Paper No. 11
Presentation Time: 5:15 PM
CHESAPEAKE BAY: PREHISTORY, HISTORY, AND RECENT DESTRUCTION
WARD, Lauck, Virginia Museum of Natural History, 21 Starling Avenue, Martinsville, VA 24112, Lauck.Ward@vmnh.virginia.gov
The area where the
Chesapeake Bay lies today is the site of Paleo-Atlantic transgressions and regressions since the time of the continental break-up in the Late Triassic. Beneath the Bay a series of deltaic sands and fossiliferous marine silty sands records a rich history of climate change; sea level fluctuation, and structural movement.
Today the Atlantic Continental edge is tilted by tectonic forces to the Northeast. The result is that the Coastal Plain north of Massachusetts is tilted below sea level.

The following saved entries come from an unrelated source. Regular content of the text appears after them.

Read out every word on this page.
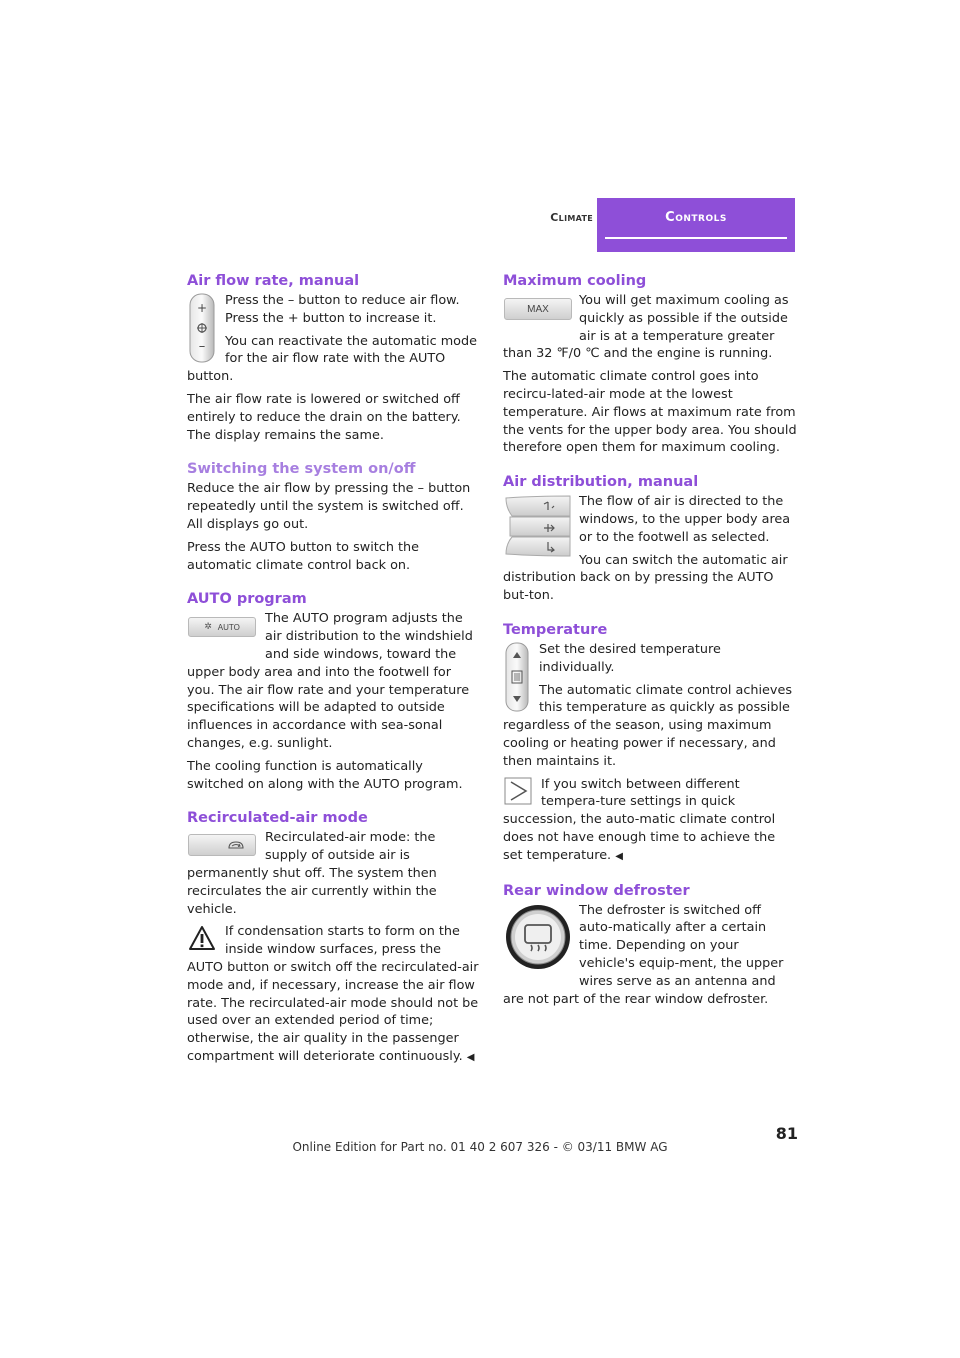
Climate	Controls
Air flow rate, manual
+
–

Press the – button to reduce air flow. Press the + button to increase it.

You can reactivate the automatic mode for the air flow rate with the AUTO button.

The air flow rate is lowered or switched off entirely to reduce the drain on the battery. The display remains the same.

Switching the system on/off

Reduce the air flow by pressing the – button repeatedly until the system is switched off. All displays go out.

Press the AUTO button to switch the automatic climate control back on.

AUTO program
✲ AUTO

The AUTO program adjusts the air distribution to the windshield and side windows, toward the upper body area and into the footwell for you. The air flow rate and your temperature specifications will be adapted to outside influences in accordance with sea-sonal changes, e.g. sunlight.

The cooling function is automatically switched on along with the AUTO program.

Recirculated-air mode

Recirculated-air mode: the supply of outside air is permanently shut off. The system then recirculates the air currently within the vehicle.

If condensation starts to form on the inside window surfaces, press the AUTO button or switch off the recirculated-air mode and, if necessary, increase the air flow rate. The recirculated-air mode should not be used over an extended period of time; otherwise, the air quality in the passenger compartment will deteriorate continuously. ◀

Maximum cooling
MAX

You will get maximum cooling as quickly as possible if the outside air is at a temperature greater than 32 ℉/0 ℃ and the engine is running.

The automatic climate control goes into recircu-lated-air mode at the lowest temperature. Air flows at maximum rate from the vents for the upper body area. You should therefore open them for maximum cooling.

Air distribution, manual

The flow of air is directed to the windows, to the upper body area or to the footwell as selected.

You can switch the automatic air distribution back on by pressing the AUTO but-ton.

Temperature

Set the desired temperature individually.

The automatic climate control achieves this temperature as quickly as possible regardless of the season, using maximum cooling or heating power if necessary, and then maintains it.

If you switch between different tempera-ture settings in quick succession, the auto-matic climate control does not have enough time to achieve the set temperature. ◀

Rear window defroster

The defroster is switched off auto-matically after a certain time. Depending on your vehicle's equip-ment, the upper wires serve as an antenna and are not part of the rear window defroster.

81
Online Edition for Part no. 01 40 2 607 326 - © 03/11 BMW AG
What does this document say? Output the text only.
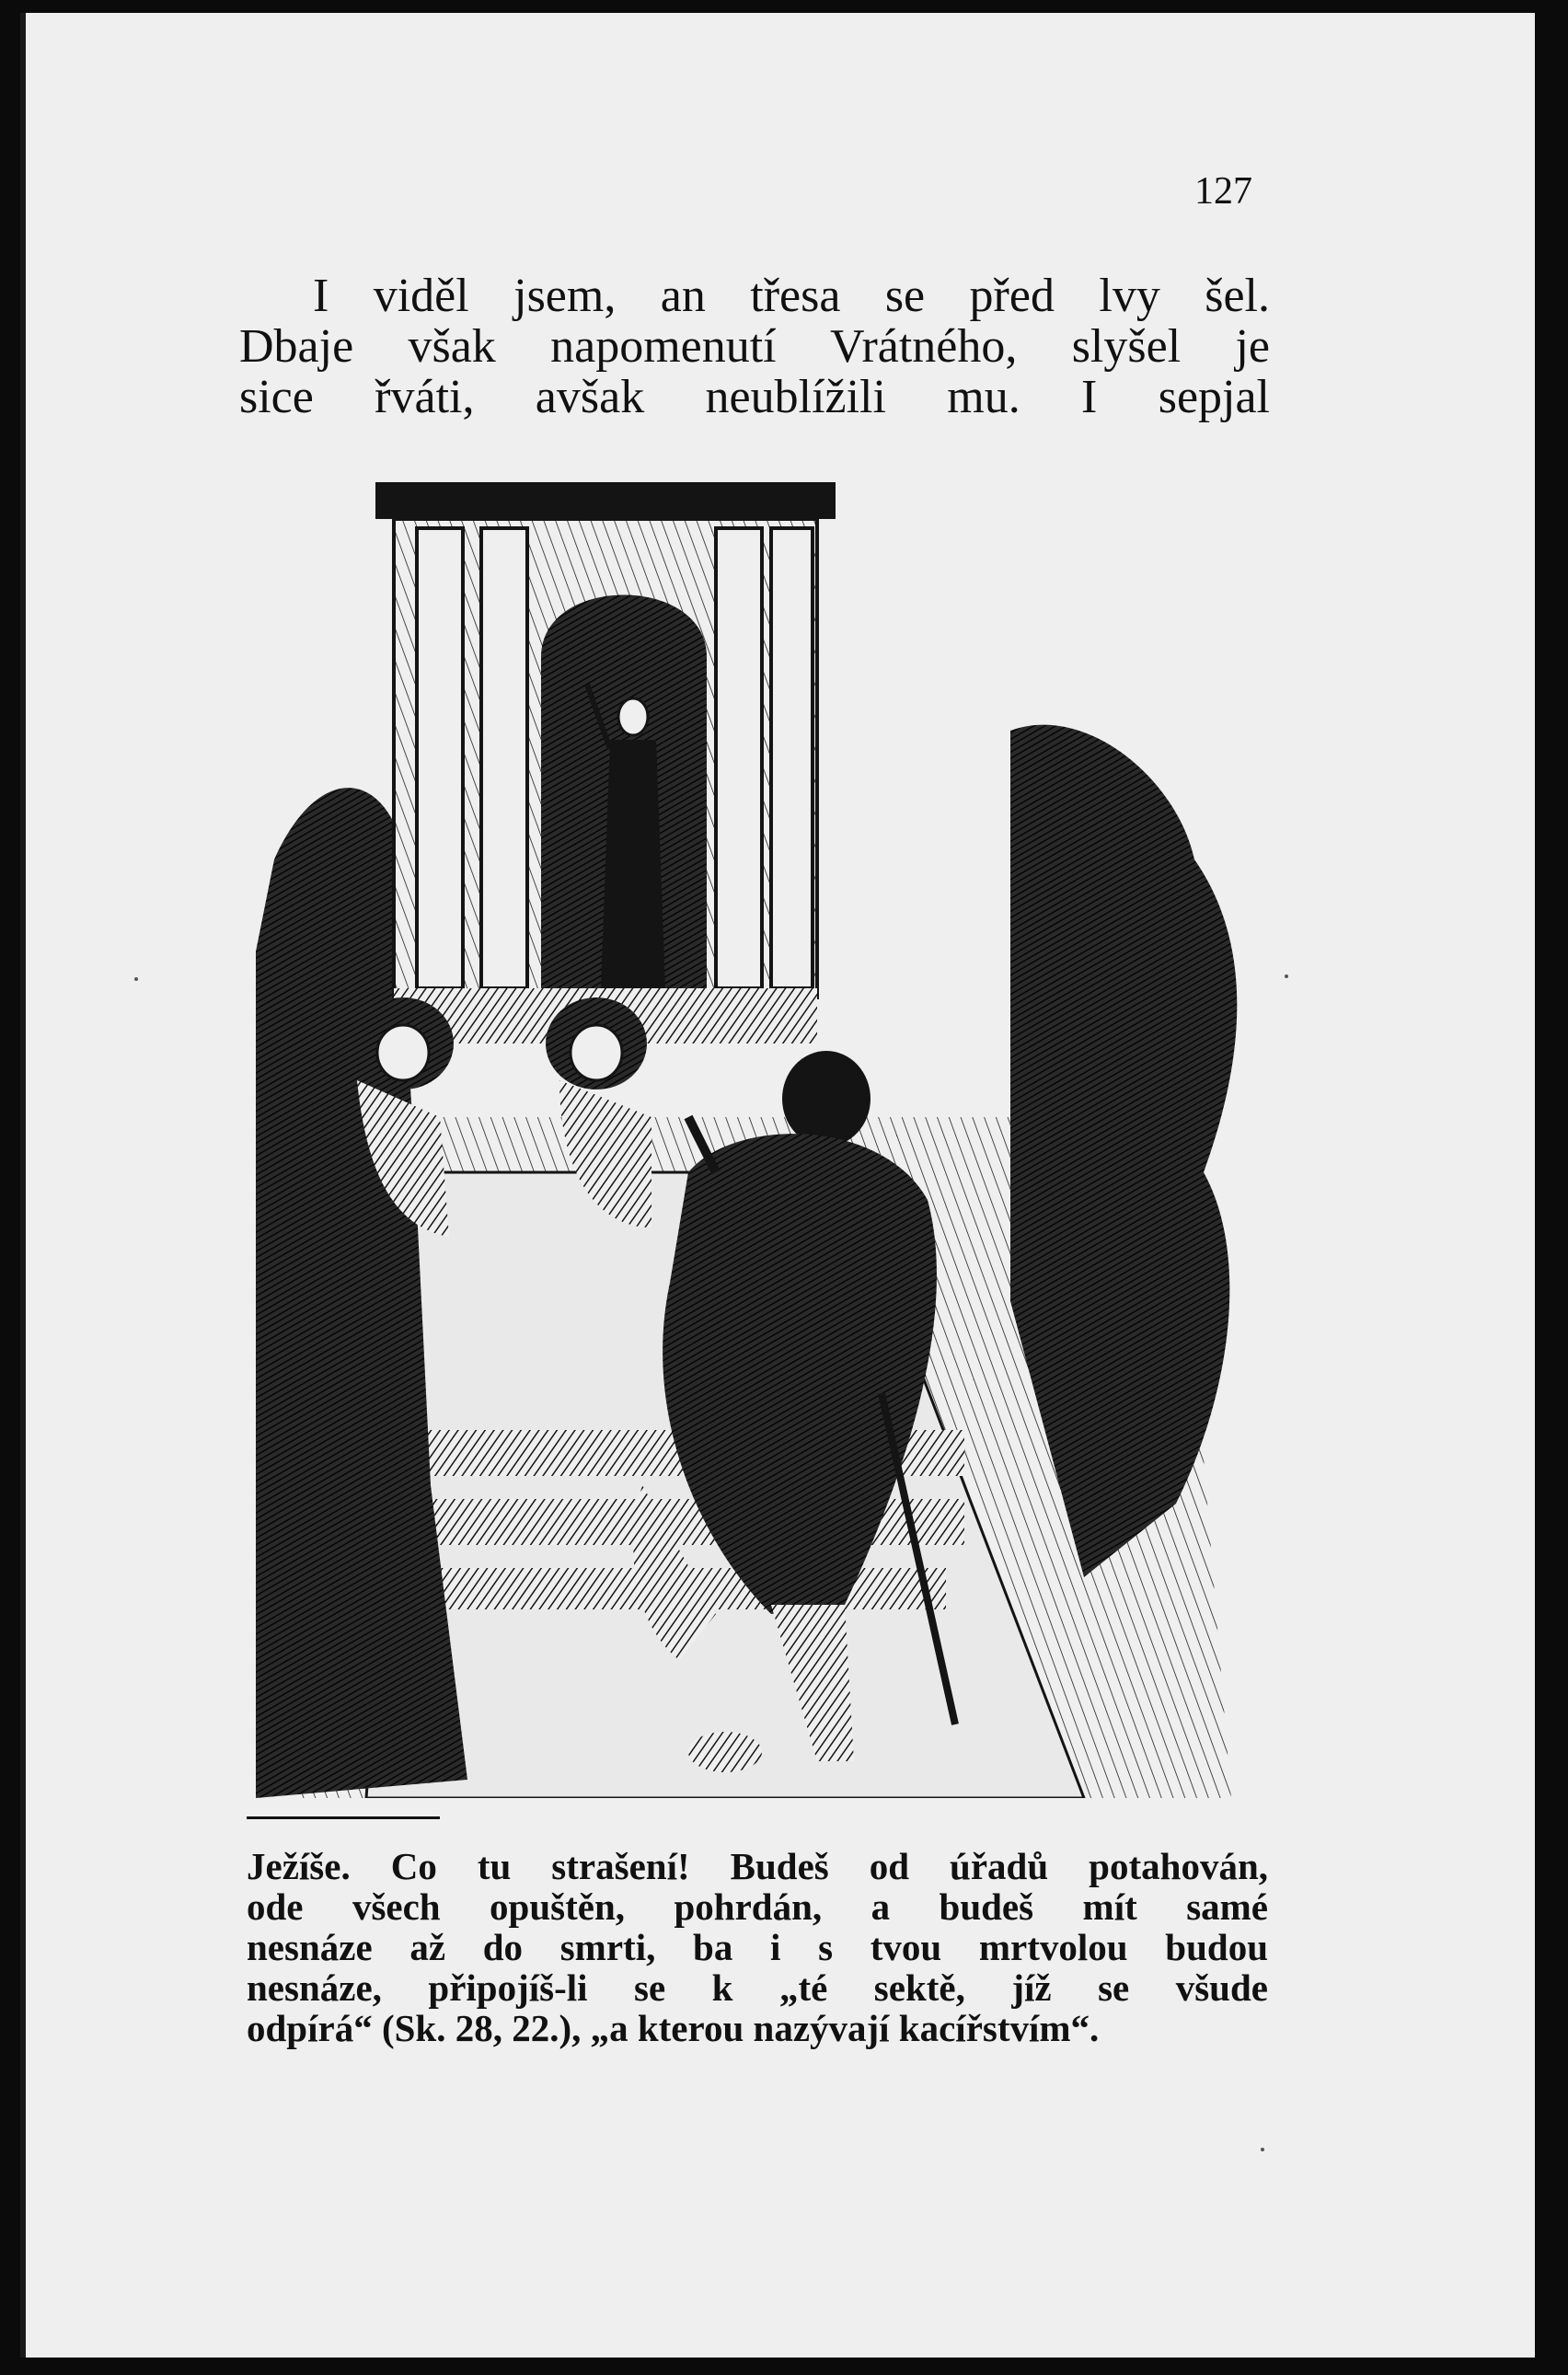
127
I viděl jsem, an třesa se před lvy šel.
Dbaje však napomenutí Vrátného, slyšel je
sice řváti, avšak neublížili mu. I sepjal
Ježíše. Co tu strašení! Budeš od úřadů potahován,
ode všech opuštěn, pohrdán, a budeš mít samé
nesnáze až do smrti, ba i s tvou mrtvolou budou
nesnáze, připojíš-li se k „té sektě, jíž se všude
odpírá“ (Sk. 28, 22.), „a kterou nazývají kacířstvím“.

The shelf is progressively emergent south of that area so that the Chesapeake Bay area is submerged partially allowing tidal waters to impinge to the Fall Line or Piedmont.
The Salisbury Embayment, the site of the present Chesapeake Bay, has a rich history of Cretaceous and Tertiary sediments. Glacial streams and rivers have cut through these sediments to expose these older beds in the resulting valleys. Subsequent flooding during interglacial periods allowed these rivers to overflow their channels and then be widened by predominate northeast and northwest winds. The result is erosion of the river banks and the construction of wide, flat flood plains. When sea level dropped, broad terrace plains were exposed, with high escarpments to mark where the cliffs were at the edge of the river.
The Chesapeake Bay, being a series of drowned rivers, has little strength in its currents to move sand-sized particles along the bottom, but silt and clay are supplied in plenty from the Piedmont. The benthic organisms of river, bay, or sea require a substrate of sand, silt, and clay mixed. Any predominance of one or the other makes the diversity drop. An even mixture of the textures causes diversity to maximize. The sand in the Chesapeake Bay is supplied from the erosion of the natural cliffs. This erosion not only creates the Bay, but is necessary for its ecological health. This natural mixing of the cliff sand, silt, and clay created maximal bottom constitutions for benthic organisms such as shrimp, worms, oyster, crabs, and others. These conditions are now being threatened by the rip rapping of the shorelines to “protect” homes. The result is that only silt and clay will line the bottom causing conditions too soft and soupy for the benthic exploitation. The proper setback of building would make this ecologically harmful practice unnecessary.